We know that red blood cells technically don’t contain DNA, but our latest curator is here to tell us why it’s so important to understand the genes responsible for blood cell development. Cheryl Keller Capone (@KellerCaponePhD) is a Research Associate and DNA sequencing whiz at the Center for Comparative Genomics and Bioinformatics at Penn State University. Since obtaining her PhD at Penn State working on the molecular biology underlying the embryonic development of fruit fly (Drosophila) muscles (and picking up a slew of awards along the way!), Cheryl has led a varied post-doctoral life. This includes a neuroscience post-doc position, some time in industry working on mitochondrial DNA forensics, freelance writing and editing, and teaching sophomore molecular biology at Penn State. She is also a certified personal trainer through the National Academy of Sports Medicine. Talk about diversifying your portfolio! Here is Cheryl with a little more on what makes her blood boil (in a good way!), and why you should all be excited about her curating Real Scientists for us this week:
I’ve been curious about biology and medicine for as long as I can remember, and I majored in biology in college with the intent of going to medical school. During my senior year of college, I took a part-time job working for a cardiologist who did clinical research trials. It was a great experience and gave me some insight into both medicine and research. And while I enjoyed interacting with patients, I decided that my interests were more aligned with scientific research than the clinic, so I went on to graduate school at Penn State.
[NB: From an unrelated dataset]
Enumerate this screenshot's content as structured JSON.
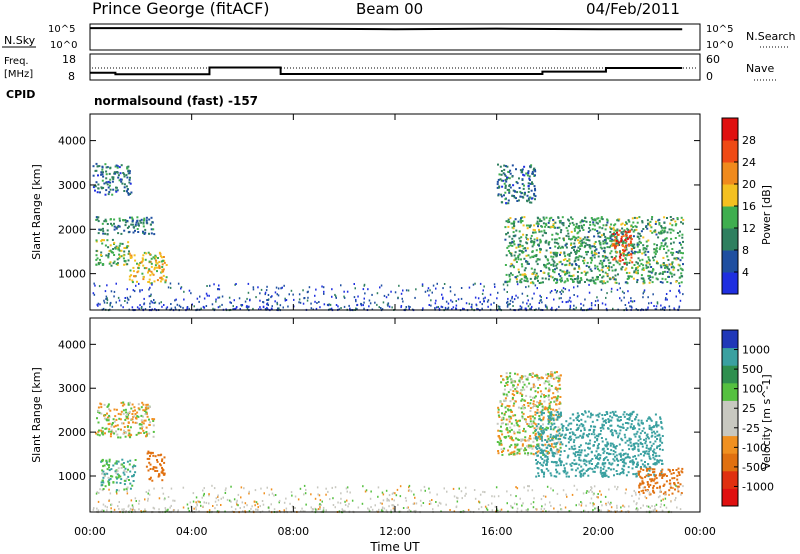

Although my current research focuses on genomics and gene regulation of blood cell development, I actually started my career studying muscle differentiation in fruit flies. Interestingly, however, despite the more obvious differences between the fields of study, the underlying themes and research questions we ask are actually quite similar. For example, how are genes turned on and turned off? What effects do mutations and other perturbations have on gene expression and function? How is cell fate determined? What factors influence cellular differentiation and maturation? These are all enduring questions in biology that can be asked and addressed to varying degrees using techniques such as genetics, genomics, biochemistry, and cell and molecular biology. In genomics, we ask and answer research questions using biochemical assays that involve massively parallel high throughput DNA sequencing and computational analyses.
My expertise lies in genomic technologies, methodologies and instrumentation. Since 2010, I have been involved in generating and sequencing of over 1200 biological samples. I love DNA sequencing!
I’ve been working in Dr. Ross Hardison’s lab at Penn State since 2009, and since then have been involved in several projects with an overall research goal of understanding molecular mechanisms and gene regulation in mammals using blood cell development in mouse as a model system.
Our latest project is called VISION, which stands for Validated Systematic IntegratiON of hematopoietic epigenomes, and spans 7 different institutions across the US and UK. The goal of VISION is to integrate and validate large amounts of emerging genomic and epigenetic data that will help facilitate advances in both basic research as well as medical applications such as precision medicine.
Blood cell development is vitally important to human health because we must continually replace old and damaged cells, and because many diseases, including leukemias and anaemias, result from mis-regulation of gene expression during blood formation. What’s really exciting about VISION is that this approach can be applied not only to blood diseases, but to other diseases as well. One’s genetic profile can have a significant impact on susceptibility to disease and response to specific treatments, however, most genetic variants associated with disease or other traits are not in the 1-2% of the genome that encodes mRNA, but rather in the much larger non-coding genome. Our VISION team is looking at these non-coding regions and finding new ways to extract valuable information about these variants, including their roles in disease.
(And now, the part you’ve all been waiting for – how did she get into personal training?) Around the same time that I started working in genomics, I suffered a couple of running related injuries that led to several years of chronic pain and dysfunction. As part of my recovery during physical therapy, I developed an interest in movement and strength training. Now I am a certified personal trainer through the National Academy of Sports Medicine, and work part-time with clients to help them learn to move well and get strong.
I enjoy hiking, running, swimming and cycling and hope to complete my first triathlon this summer. I also write a blog called Science and Strength at www.cherylkellercapone.wordpress.com and share science, health and fitness related information on Instagram @cherylkellercapone
Please welcome Cheryl to Real Scientists!